Yıllardan 1783, yani bundan tam 223 yil öncesinden söz ediyorum. O günün Avrupa standartlarına göre her ne kadar mütevazi da olsa, yeni bir denizci devlet olan ABD, denizlerde de yelken vurmaya ve sancak gezdirmeye
başlıyor.
Bu tarihten sadece 2 yıl kadar sonra, 25 Temmuz 1785’te, bu yeni sancağı taşıyan bir gemi, Atlantik Okyanusu’nda Cezayir sahillerinde Cadiz açıklarında Osmanlı gemileri tarafından ele geçiriliyor.

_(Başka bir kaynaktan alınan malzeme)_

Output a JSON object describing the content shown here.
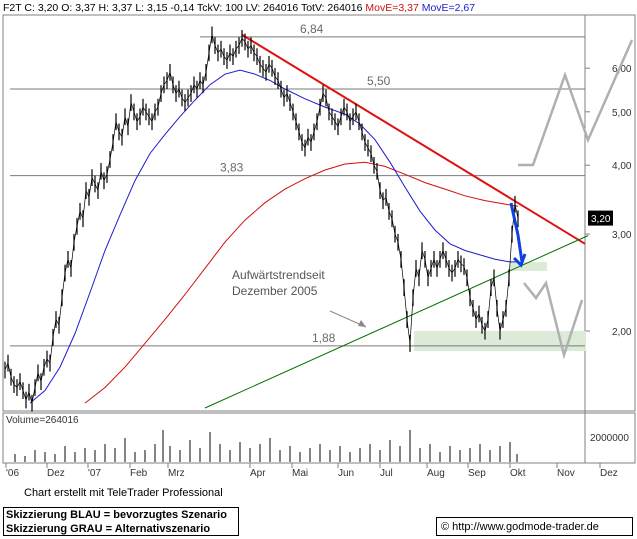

Geminin adi sanı, her şeyi belli: Boston Limanı’na kayıtlı. Kaptanı Isaak Stevens adli bir denizci. Adi da
az ve öz: Maria. Bugünkü Amerikalılar’in ataları da olaylardan pek ders almıyor
olmalılar ki,ayni sancağı taşıyan ikinci bir gemi daha Osmanlı’nın eline düşüyor.
Philadelphia Limanı’na bağlı, Kaptan O’Brien komutasındaki Dauphin de
Osmanlı gemilerine teslim olmak zorunda kalıyor.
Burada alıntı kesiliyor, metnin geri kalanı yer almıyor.